Over time, something only half-seriously called the ‘Dubai decompression loop’ developed. Between roughly 2002 and 2014 an array of characters had ‘cycled’ through the city for short breaks between rotations in Kabul, Kandahar, Bastion or Bagram. Not to mention the many contractors in Iraq.
Two or three days of beach, alcohol and sunlight, then back home to London with gifts from the airport—or straight into the war zone again, as if someone had flipped a switch. It was seen as best to lower your stress levels before flying home.
Certain hotels quietly became the unofficial geography of that expat circuit—Jumeirah Beach Hotel, Le Méridien and the Westin at Mina Seyahi among them.
The bars themselves became classic decompression venues. Barasti Beach Bar was probably the most famous expat beach bar in the city. The Observatory looked out knowingly across the Marina skyline. Downtown were Monday nights at Zinc nightclub.
On any given session, you might find yourself talking to a Canadian helicopter pilot from Kandahar, an aid worker finally out of Uruzgan, an Afghan Brit from Essex working for the UK government, a journalist filing copy on a beer-sticky laptop, even an Elton John fanatic claiming to be a member of Hamas. Not forgetting the private contractor who never quite explained what he did.
Herr once described the off-duty spaces of Vietnam as places where “everybody looked like they’d been temporarily released from something.” The bars of Dubai were like that.
The advantages were obvious: a three- or four-hour flight from Kabul, easy visas, alcohol in hotel bars, beaches and luxury hotels. It was pretty awful, in fact.
I once asked someone why al-Qaeda had never attacked it.
“Probably because everyone has an interest in keeping the place stable,” said a cynic.
By the late 2000s, many contractors referred to Dubai as “Kabul-on-Sea.” The nickname sounds rather different now.
Looking back, the whole thing feels surreal. Online feeds today fill with expats insisting Dubai is safe. Governments offer carefully calibrated statements. Politicians hedge their language. Arguments about proportionality flicker briefly across TV studios. But wars have a way of rippling outwards into places that once believed themselves insulated.
Emirati businessman Khalaf Ahmad Al Habtoor has slammed Trump over the strikes. “Who gave you the authority to drag our region into a war with Iran?
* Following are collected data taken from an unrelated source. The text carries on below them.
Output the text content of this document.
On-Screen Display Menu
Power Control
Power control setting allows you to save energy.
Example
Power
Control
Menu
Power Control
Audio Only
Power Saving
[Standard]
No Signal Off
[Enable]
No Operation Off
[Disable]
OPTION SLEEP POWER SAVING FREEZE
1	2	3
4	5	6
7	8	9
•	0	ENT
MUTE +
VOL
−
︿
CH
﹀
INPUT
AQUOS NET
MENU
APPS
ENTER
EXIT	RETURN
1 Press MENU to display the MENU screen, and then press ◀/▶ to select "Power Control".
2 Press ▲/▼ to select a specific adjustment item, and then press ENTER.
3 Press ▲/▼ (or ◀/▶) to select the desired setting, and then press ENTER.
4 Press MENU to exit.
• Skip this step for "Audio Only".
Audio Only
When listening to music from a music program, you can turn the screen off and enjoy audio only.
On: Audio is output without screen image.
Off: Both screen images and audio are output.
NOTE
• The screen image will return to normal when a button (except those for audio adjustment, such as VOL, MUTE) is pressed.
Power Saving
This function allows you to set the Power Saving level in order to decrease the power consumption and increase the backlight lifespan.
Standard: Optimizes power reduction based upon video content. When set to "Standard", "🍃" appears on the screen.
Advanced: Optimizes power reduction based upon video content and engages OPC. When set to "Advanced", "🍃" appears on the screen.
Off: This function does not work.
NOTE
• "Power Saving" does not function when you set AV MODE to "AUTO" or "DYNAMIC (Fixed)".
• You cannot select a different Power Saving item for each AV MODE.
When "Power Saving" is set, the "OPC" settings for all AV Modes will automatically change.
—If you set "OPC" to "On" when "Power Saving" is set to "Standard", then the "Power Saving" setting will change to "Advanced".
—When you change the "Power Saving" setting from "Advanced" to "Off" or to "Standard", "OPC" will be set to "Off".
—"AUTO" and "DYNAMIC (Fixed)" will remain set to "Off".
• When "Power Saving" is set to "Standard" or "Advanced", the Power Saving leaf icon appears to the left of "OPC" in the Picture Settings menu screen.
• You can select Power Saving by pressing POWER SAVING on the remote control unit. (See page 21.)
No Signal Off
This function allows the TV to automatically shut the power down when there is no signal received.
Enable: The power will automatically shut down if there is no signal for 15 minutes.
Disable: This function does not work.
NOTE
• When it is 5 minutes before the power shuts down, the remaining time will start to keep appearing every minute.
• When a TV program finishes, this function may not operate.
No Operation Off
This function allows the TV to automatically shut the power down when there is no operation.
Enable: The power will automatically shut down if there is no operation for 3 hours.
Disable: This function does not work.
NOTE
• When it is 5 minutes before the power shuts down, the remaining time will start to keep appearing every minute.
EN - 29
And on what basis did you make this dangerous decision?”
Former deputy supreme allied commander of Nato, General Sir Richard Shirreff has said: “We should not in any way, shape or form, be involved with the Americans closely because they are being led by a couple of gung-ho nutters, like Trump and Hegseth, without a proper strategy, without serious thought about what end-state for this war is.”
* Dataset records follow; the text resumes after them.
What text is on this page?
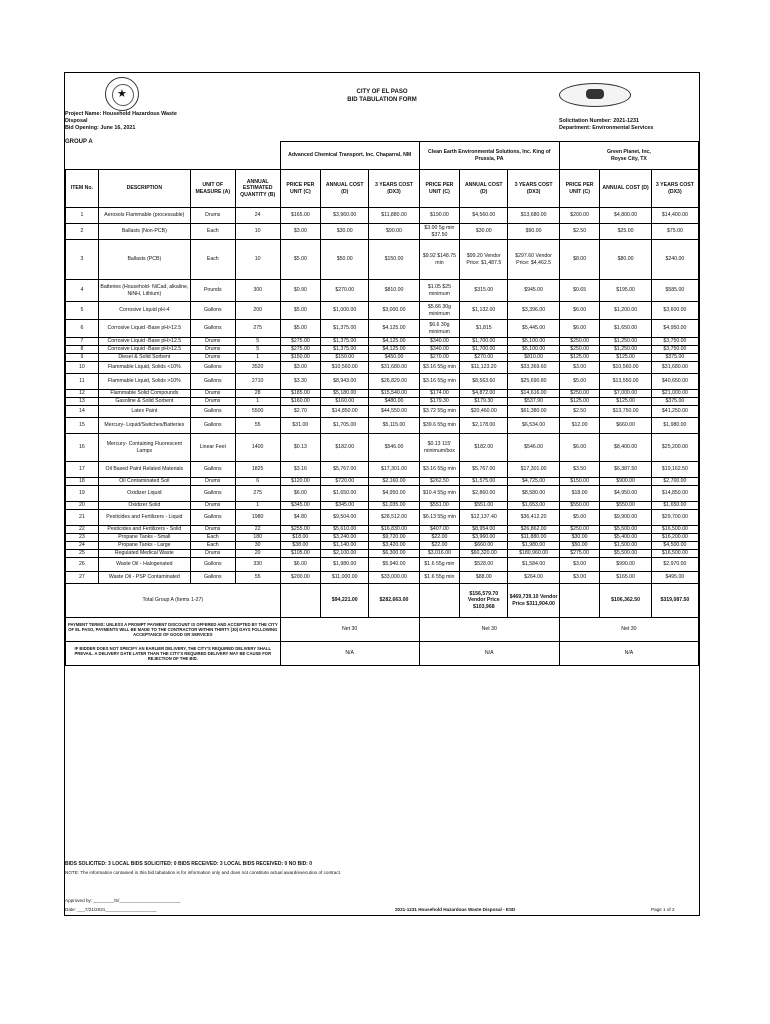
★	CITY OF EL PASO
BID TABULATION FORM
Project Name: Household Hazardous Waste
Disposal
Bid Opening: June 16, 2021
Solicitation Number: 2021-1231
Department: Environmental Services
GROUP A
				Advanced Chemical Transport, Inc. Chaparral, NM			Clean Earth Environmental Solutions, Inc. King of Prussia, PA			Green Planet, Inc,
Royse City, TX		

ITEM No.	DESCRIPTION	UNIT OF MEASURE (A)	ANNUAL ESTIMATED QUANTITY (B)	PRICE PER UNIT (C)	ANNUAL COST (D)	3 YEARS COST (DX3)	PRICE PER UNIT (C)	ANNUAL COST (D)	3 YEARS COST (DX3)	PRICE PER UNIT (C)	ANNUAL COST (D)	3 YEARS COST (DX3)
1	Aerosols Flammable (processable)	Drums	24	$165.00	$3,960.00	$11,880.00	$190.00	$4,560.00	$13,680.00	$200.00	$4,800.00	$14,400.00
2	Ballasts (Non-PCB)	Each	10	$3.00	$30.00	$90.00	$3.00 5g min $37.50	$30.00	$90.00	$2.50	$25.00	$75.00
3	Ballasts (PCB)	Each	10	$5.00	$50.00	$150.00	$9.92 $148.75 min	$99.20 Vendor Price: $1,487.5	$297.60 Vendor Price: $4,462.5	$8.00	$80.00	$240.00
4	Batteries (Household- NiCad, alkaline, NiNH, Lithium)	Pounds	300	$0.90	$270.00	$810.00	$1.05 $25 minimum	$315.00	$945.00	$0.65	$195.00	$585.00
5	Corrosive Liquid pH-4	Gallons	200	$5.00	$1,000.00	$3,000.00	$5.66 30g minimum	$1,132.00	$3,396.00	$6.00	$1,200.00	$3,600.00
6	Corrosive Liquid -Base pH>12.5	Gallons	275	$5.00	$1,375.00	$4,125.00	$6.6 30g minimum	$1,815	$5,445.00	$6.00	$1,650.00	$4,950.00
7	Corrosive Liquid -Base pH>12.5	Drums	5	$275.00	$1,375.00	$4,125.00	$340.00	$1,700.00	$5,100.00	$250.00	$1,250.00	$3,750.00
8	Corrosive Liquid -Base pH>12.5	Drums	5	$275.00	$1,375.00	$4,125.00	$340.00	$1,700.00	$5,100.00	$250.00	$1,250.00	$3,750.00
9	Diesel & Solid Sorbent	Drums	1	$150.00	$150.00	$450.00	$270.00	$270.00	$810.00	$125.00	$125.00	$375.00
10	Flammable Liquid, Solids <10%	Gallons	3520	$3.00	$10,560.00	$31,680.00	$3.16 55g min	$11,123.20	$33,369.60	$3.00	$10,560.00	$31,680.00
11	Flammable Liquid, Solids >10%	Gallons	2710	$3.30	$8,943.00	$26,829.00	$3.16 55g min	$8,563.60	$25,690.80	$5.00	$13,550.00	$40,650.00
12	Flammable Solid Compounds	Drums	28	$185.00	$5,180.00	$15,540.00	$174.00	$4,872.00	$14,616.00	$250.00	$7,000.00	$21,000.00
13	Gasoline & Solid Sorbent	Drums	1	$160.00	$160.00	$480.00	$179.30	$179.30	$537.90	$125.00	$125.00	$375.00
14	Latex Paint	Gallons	5500	$2.70	$14,850.00	$44,550.00	$3.72 55g min	$20,460.00	$61,380.00	$2.50	$13,750.00	$41,250.00
15	Mercury- Liquid/Switches/Batteries	Gallons	55	$31.00	$1,705.00	$5,115.00	$39.6 55g min	$2,178.00	$6,534.00	$12.00	$660.00	$1,980.00
16	Mercury- Containing Fluorescent Lamps	Linear Feet	1400	$0.13	$182.00	$546.00	$0.13 115' minimum/box	$182.00	$546.00	$6.00	$8,400.00	$25,200.00
17	Oil Based Paint Related Materials	Gallons	1825	$3.16	$5,767.00	$17,301.00	$3.16 55g min	$5,767.00	$17,301.00	$3.50	$6,387.50	$19,162.50
18	Oil Contaminated Soil	Drums	6	$120.00	$720.00	$2,160.00	$262.50	$1,575.00	$4,725.00	$150.00	$900.00	$2,700.00
19	Oxidizer Liquid	Gallons	275	$6.00	$1,650.00	$4,950.00	$10.4 55g min	$2,860.00	$8,580.00	$18.00	$4,950.00	$14,850.00
20	Oxidizer Solid	Drums	1	$345.00	$345.00	$1,035.00	$551.00	$551.00	$1,653.00	$550.00	$550.00	$1,650.00
21	Pesticides and Fertilizers - Liquid	Gallons	1980	$4.80	$9,504.00	$28,512.00	$6.13 55g min	$12,137.40	$36,412.20	$5.00	$9,900.00	$29,700.00
22	Pesticides and Fertilizers - Solid	Drums	22	$255.00	$5,610.00	$16,830.00	$407.00	$8,954.00	$26,862.00	$250.00	$5,500.00	$16,500.00
23	Propane Tanks - Small	Each	180	$18.00	$3,240.00	$9,720.00	$22.00	$3,960.00	$11,880.00	$30.00	$5,400.00	$16,200.00
24	Propane Tanks - Large	Each	30	$38.00	$1,140.00	$3,420.00	$22.00	$660.00	$1,980.00	$50.00	$1,500.00	$4,500.00
25	Regulated Medical Waste	Drums	20	$105.00	$2,100.00	$6,300.00	$3,016.00	$60,320.00	$180,960.00	$275.00	$5,500.00	$16,500.00
26	Waste Oil - Halogenated	Gallons	330	$6.00	$1,980.00	$5,940.00	$1.6 55g min	$528.00	$1,584.00	$3.00	$990.00	$2,970.00
27	Waste Oil - PSP Contaminated	Gallons	55	$200.00	$11,000.00	$33,000.00	$1.6 55g min	$88.00	$264.00	$3.00	$165.00	$495.00
Total Group A (Items 1-27)					$94,221.00	$282,663.00		$156,579.70 Vendor Price $103,968	$469,739.10 Vendor Price $311,904.00		$106,362.50	$319,087.50
PAYMENT TERMS: UNLESS A PROMPT PAYMENT DISCOUNT IS OFFERED AND ACCEPTED BY THE CITY OF EL PASO, PAYMENTS WILL BE MADE TO THE CONTRACTOR WITHIN THIRTY (30) DAYS FOLLOWING ACCEPTANCE OF GOOD OR SERVICES				Net 30			Net 30			Net 30		
IF BIDDER DOES NOT SPECIFY AN EARLIER DELIVERY, THE CITY'S REQUIRED DELIVERY SHALL PREVAIL. A DELIVERY DATE LATER THAN THE CITY'S REQUIRED DELIVERY MAY BE CAUSE FOR REJECTION OF THE BID.				N/A			N/A			N/A		
BIDS SOLICITED: 3 LOCAL BIDS SOLICITED: 0 BIDS RECEIVED: 3 LOCAL BIDS RECEIVED: 0 NO BID: 0
NOTE: The information contained in this bid tabulation is for information only and does not constitute actual award/execution of contract.
Approved by: ________/S/________________________
Date: ___7/21/2021____________________	2021-1231 Household Hazardous Waste Disposal - ESD	Page 1 of 2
What I actually find myself most wondering now is how much the expats from the previous war really think about this now.
Perhaps wars always feel inevitable while they are happening, and strangely improbable once they are over.
One translation of Persian poet Saadi reads: “Human beings are members of a whole/In creation of one essence and soul/If one member is afflicted with pain/Other members uneasy will remain…”
In short, what Dubai once offered was the illusion that wars could be insulated. You could fly out of Kabul in the evening, land among the glass towers and hotel bars, and behave case-hardenedly for forty-eight hours or so as if the conflict existed somewhere else entirely.
It was always the aircraft door closing that became the psychological airlock between the two incompatible realities.
I still think about those selfishly gleeful departures from Kabul—the mountains rising beyond the runway as the aircraft climbed southwest towards the Gulf. Impending Dubai was always a place where the war could not quite reach you.
In reality, it was only ever a missile away.